Aç ne yemez, tok ne demez
[A] Aç kişi, yoksul kişi karnını doyurmak için yaşamını sürdürebilmek için eline ne geçerse yer. Tadına lezzetine besleyiciliğine kusur bulmadan atıştırır. Tok kişi, zengin kişi ise önüne gelen her şeye kusur bulur, bilse de bilmese de eleştiriler yapar. En güzel yiyeceklerini; kendisine bağışlanan her türlü nimeti teşekkür ederek karşılamaz.
Aç ölmez, benzi sararır
[A] Yoksulluk insanları öldürmez, zor durumlarda bırakır. Yoksulluk nedeni ile pek çok sıkıntı ile karşılaşan insanın hayatı bütünüyle zehir olur, yaşanmaz hâle gelir.
Aç tavuk kendini buğday ambarında sanır görür
[A] Yoksul kişiler bir gün bolluk içinde olurlarsa ne yapacaklarını düşünüp hayal kurarlar. Çok hayal kuran kişiler de hayatlarının her bölümünü güzel hayaller ile gerçekleştirebileceklerini zannederler. Tembellik edip bulundukları durumdan daha da kötü durumlara düşerler.
Aça dokuz yorgan örtmüşler, yine uyuyamamış
[A] İnsanların, sıkıntıları, üzüntüleri bunların kaynaklarına inilerek çözümlenir.
Aça kuru ekmek helva gibi gelir
[A] Boşta gezen kişi geçimini temin edecek bir iş bulup ekmek parasını kazanınca bunu çok büyük bir nimet sayar, mutlu olur.
Açık kapı bırakmak
[D] Sorunlar görüşülürken kestirip atmadan, ilerde anlaşma olabilecek sözler söylemek, uygun davranışlarda bulunmak.
Açık kapıyı Allah kapamasın
[A] Tanrı cömert kişilerin imkânlarını devamlı kılarsa onlardan istifade eden fakir kişiler de böylece yaşamlarını sürdürebilirler.
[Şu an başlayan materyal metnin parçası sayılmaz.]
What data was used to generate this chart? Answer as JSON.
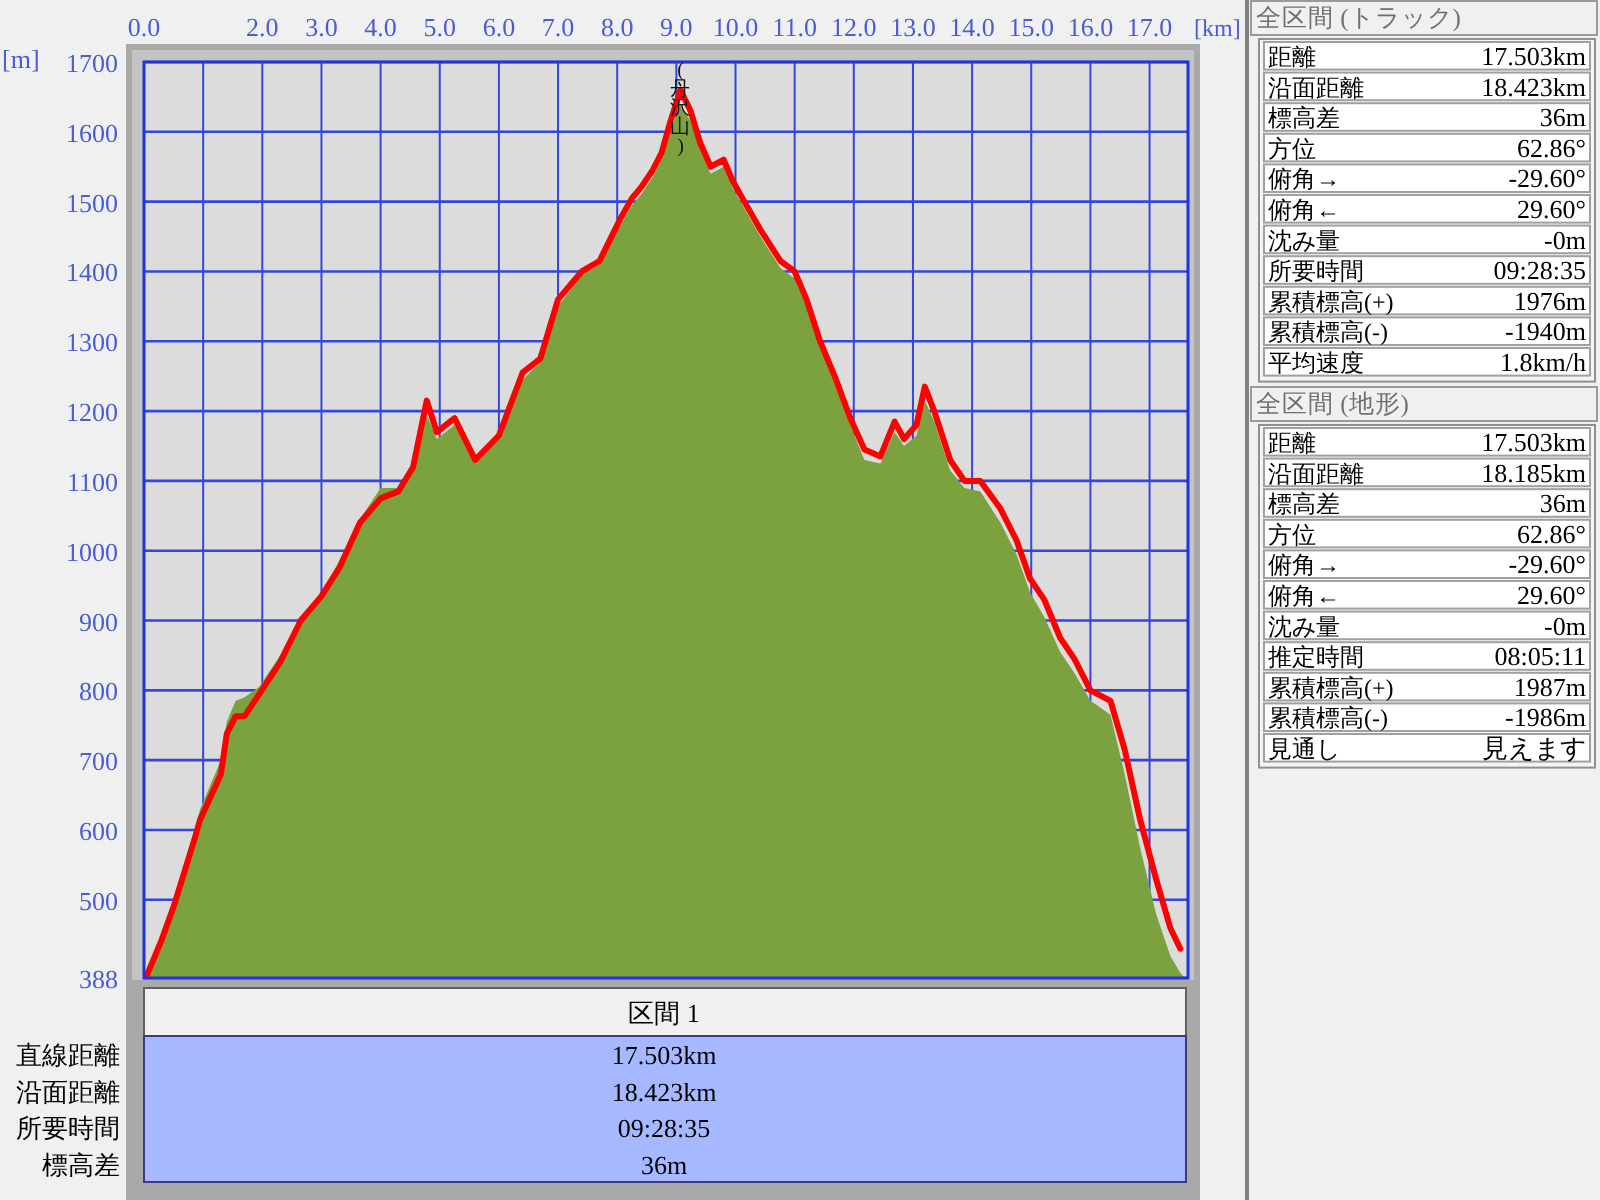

Toplumda yararlı her şeyin devamını sağlamak görevimiz olmalıdır.
Açık vermek
[D] Bir kişinin eksik taraflarını göstermek. Giderin gelirden fazla olması. Etrafındakilerin şaka ile takılmalarına yol açacak durum yaratmak.
Açık yaraya tuz ekilmez
[A] Acı çeken insanların acısını hafifletmek için çaba göstermek insanlık görevi olmalıdır. Acı çeken, sıkıntısı olan kimselerin sıkıntısını, acısını arttıracak hareketlerden kaçınmak lâzımdır.
Açık yürekli olmak
[D] Düşündüğünü doğrudan söylemek, gizli kapaklı hareket etmemek, içi dışı bir olmak. Temiz olmak. Gizli düşüncesi olmamak.
Açıktan açığa
[D] Hiç gizlemeden. Açık bir şekilde.
Açın karnı doyar gözü doymaz
[A] Açlık çekmiş olan kimseler bu sıkıntılarını kolay kolay unutamazlar. İstediği kadar yiyecek elde etse bile daha çoğunu ister. Çünkü içinde aç kalmanın bıraktığı korku vardır. Artık yiyemeyecek duruma gelse bile gözü hâlâ kalan yiyeceklerde olur. Bazı kimseler yeterinden fazla kazansalar da yine daha çok kazanmak hırsı içinde yanıp kavrulurlar. Bu yolda uğraşmaktan kendilerini kurtaramazlar.
Açlıktan nefesi kokmak
[D] Çok uzun zamandan beri aç kaldığı herkes tarafından bilinmek, görülmek. Çok acıkmak. Çok fakir durumda olmak.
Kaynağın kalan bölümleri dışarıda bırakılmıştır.